PARIS — Unseeded Barbora Krejcikova of the Czech Republic overcame a match point and an apparent blown call Thursday, and advanced to her first Grand Slam final by outlasting No. 17-seeded Maria Sakkari of Greece 7-5, 4-6, 9-7 at the French Open.
A questionable ruling by chair umpire Pierre Bacchi in the final game briefly delayed Krejcikova’s victory, but five points later she hit a backhand winner to close out the biggest win of her career.
Her opponent Saturday will be 29-year-old Russian Anastasia Pavlyuchenkova, who also advanced to her first major final by beating unseeded Tamara Zidansek, 7-5, 6-3.
It was only the second time in the professional era that there were four first-time Grand Slam women semifinalists at a major tournament, and the first time since the 1978 Australian Open.
Krejcikova, a two-time major doubles champion ranked 33rd, is playing singles in the main draw of a major tournament for just the fifth time.
The No. 31-seeded Pavlyuchenkova, by contrast, has played in more majors before reaching a final — 52 — than any other woman. A top-20 player as a teen, she had been 0-6 in major quarterfinals before finally surmounting that hurdle on Tuesday, and was steadier than the big-swinging Zidansek in their semifinal.
“I wanted this so much that right now I don’t feel anything,” Pavlyuchenkova told the crowd in French.
Later, she pledged to enjoy the final because it has been such a long time coming.
“I had my own long special road,” she said. “I was very close to semifinals couple times, but then it wouldn’t happen.”
In the second semifinal, Krejcikova erased a match point in the ninth game of the final set with a swinging volley for a nervy winner, and 40 minutes later they were still playing.
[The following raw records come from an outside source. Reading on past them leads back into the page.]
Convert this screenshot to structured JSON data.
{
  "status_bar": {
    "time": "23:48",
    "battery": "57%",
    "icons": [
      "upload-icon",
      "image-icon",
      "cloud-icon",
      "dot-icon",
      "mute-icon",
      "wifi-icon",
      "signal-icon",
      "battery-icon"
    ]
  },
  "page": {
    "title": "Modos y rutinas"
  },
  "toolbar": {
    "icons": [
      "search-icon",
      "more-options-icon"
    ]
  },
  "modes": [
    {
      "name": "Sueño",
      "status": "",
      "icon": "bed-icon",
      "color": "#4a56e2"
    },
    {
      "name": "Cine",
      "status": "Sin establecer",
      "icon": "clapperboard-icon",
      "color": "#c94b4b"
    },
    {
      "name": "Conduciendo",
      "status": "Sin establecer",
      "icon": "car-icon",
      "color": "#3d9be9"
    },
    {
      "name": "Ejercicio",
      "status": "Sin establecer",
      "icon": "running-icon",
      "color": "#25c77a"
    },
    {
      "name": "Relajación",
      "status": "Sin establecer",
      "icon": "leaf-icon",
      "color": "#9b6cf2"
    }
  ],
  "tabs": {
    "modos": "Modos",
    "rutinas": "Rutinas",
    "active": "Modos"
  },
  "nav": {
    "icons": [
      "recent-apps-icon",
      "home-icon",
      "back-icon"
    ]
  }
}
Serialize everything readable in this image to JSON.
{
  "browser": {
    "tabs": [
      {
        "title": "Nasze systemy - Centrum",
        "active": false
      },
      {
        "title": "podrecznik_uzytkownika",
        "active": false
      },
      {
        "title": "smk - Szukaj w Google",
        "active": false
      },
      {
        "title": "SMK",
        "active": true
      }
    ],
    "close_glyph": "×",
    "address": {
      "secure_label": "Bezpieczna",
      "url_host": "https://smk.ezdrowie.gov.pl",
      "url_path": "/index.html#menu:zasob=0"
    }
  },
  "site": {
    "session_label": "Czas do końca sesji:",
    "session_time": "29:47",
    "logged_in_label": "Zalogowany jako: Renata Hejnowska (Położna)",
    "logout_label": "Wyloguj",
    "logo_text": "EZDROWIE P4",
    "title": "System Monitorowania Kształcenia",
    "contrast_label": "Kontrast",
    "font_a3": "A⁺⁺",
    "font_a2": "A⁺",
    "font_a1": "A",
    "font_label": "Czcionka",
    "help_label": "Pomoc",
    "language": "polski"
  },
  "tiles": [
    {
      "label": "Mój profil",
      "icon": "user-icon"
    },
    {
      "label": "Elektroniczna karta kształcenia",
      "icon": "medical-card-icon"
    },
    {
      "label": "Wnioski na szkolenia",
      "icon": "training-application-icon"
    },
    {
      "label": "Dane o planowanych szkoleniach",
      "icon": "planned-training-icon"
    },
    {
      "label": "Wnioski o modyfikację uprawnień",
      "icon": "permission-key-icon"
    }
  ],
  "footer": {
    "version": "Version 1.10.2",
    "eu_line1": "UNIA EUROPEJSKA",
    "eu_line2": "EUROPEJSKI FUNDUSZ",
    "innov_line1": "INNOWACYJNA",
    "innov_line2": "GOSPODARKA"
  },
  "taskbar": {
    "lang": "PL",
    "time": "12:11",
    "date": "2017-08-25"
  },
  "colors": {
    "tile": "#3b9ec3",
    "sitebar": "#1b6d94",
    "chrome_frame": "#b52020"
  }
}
With Krejcikova holding a match point in the final game, Sakkari hit a forehand near the baseline. Krejcikova stopped and raised her arms in triumph, but Bacchi climbed off his chair, took a look, called the shot good and ordered the point replayed.
A TV replay indicated the ball was clearly long, but video review isn’t used at Roland Garros, where the balls usually leave clear marks in the clay.
Krejcikova kept her cool and was celebrating for good moments later after converting her fifth match point.
There wasn’t as much drama in the day’s first match, but the quality of play was as enjoyable as the warm, cloudless weather. The 85th-ranked Zidansek, who this week became the first Slovenian woman to reach a Grand Slam quarterfinal, was the better player for much of the first set, moving well and hitting the more aggressive groundstrokes.
But Pavlyuchenkova won the most important points, and Zidansek dumped consecutive shaky serves into the net to lose the set.
Pavlyuchenkova’s groundstrokes carried more sting in the second set as she raced to a 4-1 lead. Her first sign of nerves came as she double-faulted twice, including on break point, to make it 4-3, but she broke back and easily served out the victory.
“Tennis is such a mental sport,” she said. “That’s what is really hard about tennis.”
Zidansek could only agree.
“A new situation for me, semifinals of a Grand Slam,” she said. “So, yeah, I was nervous. But who isn’t at this point? I was just trying to compose my nerves as well as I could.”
Pavlyuchenkova, who has won 12 tour titles, will climb back into Top 20 next week for first time since January 2018.
Krejcikova has won 11 consecutive matches, including her first WTA singles title last month at Strasbourg. She is the eighth unseeded women’s finalist at the French Open in the professional era, and the fourth in the past five years.
She seeks to become the first Czech woman to win Roland Garros since Hana Mandlikova in 1981.